Saudi-Arabien und Iran diskreditieren die arabischen Proteste

Der Mufti von Saudi-Arabien, Scheich Abdelasis al-Alscheich, hat in Riad geäußert, hinter den Revolutionen in Ägypten und Tunesien steckten "Feinde des Islam". Zur gleichen Zeit meinte der mächtigste Mann im Iran, Revolutionsführer Ayatollah Ali Chamenei, diese Aufstände seien ein "Zeichen des islamischen Erwachens" und eine Fortsetzung der Islamischen Revolution in Teheran 1979.

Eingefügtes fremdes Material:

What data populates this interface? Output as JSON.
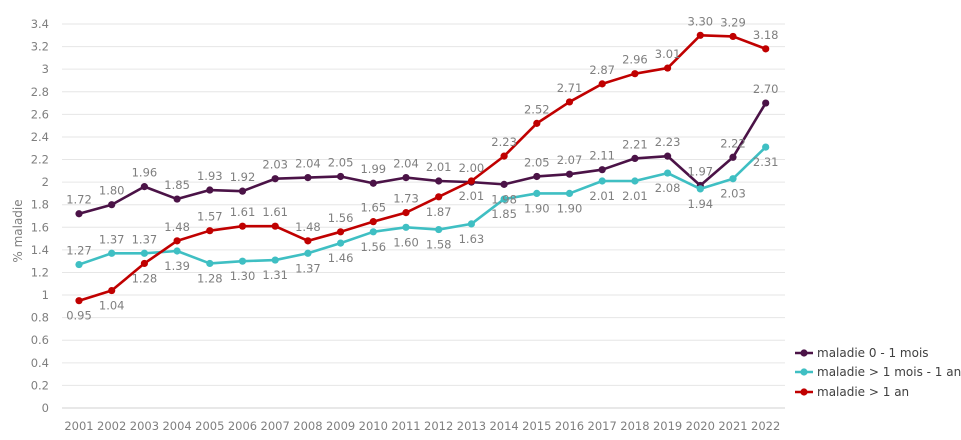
{
  "chart_data": {
    "type": "line",
    "ylabel": "% maladie",
    "ylim": [
      0,
      3.4
    ],
    "yticks": [
      "0",
      "0.2",
      "0.4",
      "0.6",
      "0.8",
      "1",
      "1.2",
      "1.4",
      "1.6",
      "1.8",
      "2",
      "2.2",
      "2.4",
      "2.6",
      "2.8",
      "3",
      "3.2",
      "3.4"
    ],
    "yticks_values": [
      0,
      0.2,
      0.4,
      0.6,
      0.8,
      1,
      1.2,
      1.4,
      1.6,
      1.8,
      2,
      2.2,
      2.4,
      2.6,
      2.8,
      3,
      3.2,
      3.4
    ],
    "categories": [
      "2001",
      "2002",
      "2003",
      "2004",
      "2005",
      "2006",
      "2007",
      "2008",
      "2009",
      "2010",
      "2011",
      "2012",
      "2013",
      "2014",
      "2015",
      "2016",
      "2017",
      "2018",
      "2019",
      "2020",
      "2021",
      "2022"
    ],
    "grid": true,
    "legend_position": "bottom-right",
    "series": [
      {
        "name": "maladie 0 - 1 mois",
        "color": "#4b1347",
        "values": [
          1.72,
          1.8,
          1.96,
          1.85,
          1.93,
          1.92,
          2.03,
          2.04,
          2.05,
          1.99,
          2.04,
          2.01,
          2.0,
          1.98,
          2.05,
          2.07,
          2.11,
          2.21,
          2.23,
          1.97,
          2.22,
          2.7
        ],
        "labels": [
          "1.72",
          "1.80",
          "1.96",
          "1.85",
          "1.93",
          "1.92",
          "2.03",
          "2.04",
          "2.05",
          "1.99",
          "2.04",
          "2.01",
          "2.00",
          "1.98",
          "2.05",
          "2.07",
          "2.11",
          "2.21",
          "2.23",
          "1.97",
          "2.22",
          "2.70"
        ],
        "label_pos": [
          "above",
          "above",
          "above",
          "above",
          "above",
          "above",
          "above",
          "above",
          "above",
          "above",
          "above",
          "above",
          "above",
          "below",
          "above",
          "above",
          "above",
          "above",
          "above",
          "above",
          "above",
          "above"
        ]
      },
      {
        "name": "maladie > 1 mois - 1 an",
        "color": "#3fbfc3",
        "values": [
          1.27,
          1.37,
          1.37,
          1.39,
          1.28,
          1.3,
          1.31,
          1.37,
          1.46,
          1.56,
          1.6,
          1.58,
          1.63,
          1.85,
          1.9,
          1.9,
          2.01,
          2.01,
          2.08,
          1.94,
          2.03,
          2.31
        ],
        "labels": [
          "1.27",
          "1.37",
          "1.37",
          "1.39",
          "1.28",
          "1.30",
          "1.31",
          "1.37",
          "1.46",
          "1.56",
          "1.60",
          "1.58",
          "1.63",
          "1.85",
          "1.90",
          "1.90",
          "2.01",
          "2.01",
          "2.08",
          "1.94",
          "2.03",
          "2.31"
        ],
        "label_pos": [
          "above",
          "above",
          "above",
          "below",
          "below",
          "below",
          "below",
          "below",
          "below",
          "below",
          "below",
          "below",
          "below",
          "below",
          "below",
          "below",
          "below",
          "below",
          "below",
          "below",
          "below",
          "below"
        ]
      },
      {
        "name": "maladie > 1 an",
        "color": "#c00000",
        "values": [
          0.95,
          1.04,
          1.28,
          1.48,
          1.57,
          1.61,
          1.61,
          1.48,
          1.56,
          1.65,
          1.73,
          1.87,
          2.01,
          2.23,
          2.52,
          2.71,
          2.87,
          2.96,
          3.01,
          3.3,
          3.29,
          3.18
        ],
        "labels": [
          "0.95",
          "1.04",
          "1.28",
          "1.48",
          "1.57",
          "1.61",
          "1.61",
          "1.48",
          "1.56",
          "1.65",
          "1.73",
          "1.87",
          "2.01",
          "2.23",
          "2.52",
          "2.71",
          "2.87",
          "2.96",
          "3.01",
          "3.30",
          "3.29",
          "3.18"
        ],
        "label_pos": [
          "below",
          "below",
          "below",
          "above",
          "above",
          "above",
          "above",
          "above",
          "above",
          "above",
          "above",
          "below",
          "below",
          "above",
          "above",
          "above",
          "above",
          "above",
          "above",
          "above",
          "above",
          "above"
        ]
      }
    ]
  }
}
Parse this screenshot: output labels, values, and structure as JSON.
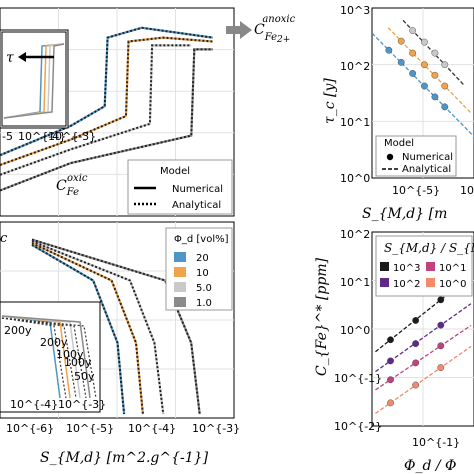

Beide Einschätzungen dieser namhaften Religionsführer sind in ihrer Gegensätzlichkeit schon bemerkenswert - und beide sind haarsträubend falsch. Die Revolutionen in der arabischen Welt sind keineswegs islamfeindlich, denn sie richten sich ja nicht gegen den Islam, sondern ausschließlich gegen korrupte Gewaltregime. Allerdings sind sie auch nicht religiös motiviert - wie Chamenei vermutlich wider besseres Wissen behauptet.

Die Volksaufstände sind rein sozioökonomischer Natur; es geht den Menschen um Nahrung und Bildung, um Redefreiheit und Demokratie, um ein Ende von Unterdrückung und Korruption. Mit Religion hat dies wenig zu tun. Die ägyptischen Muslimbrüder sind erst sehr spät und recht widerstrebend auf den Revolutionszug aufgesprungen. Alscheich geht es darum, die Proteste zu diskreditieren; Chamenei darum, die Aufstände für seine Propaganda zu instrumentalisieren. Dahinter steckt die Angst zweier Regime, die in jeder Hinsicht noch weit repressiver und korrupter sind als jene in Ägypten und Tunesien.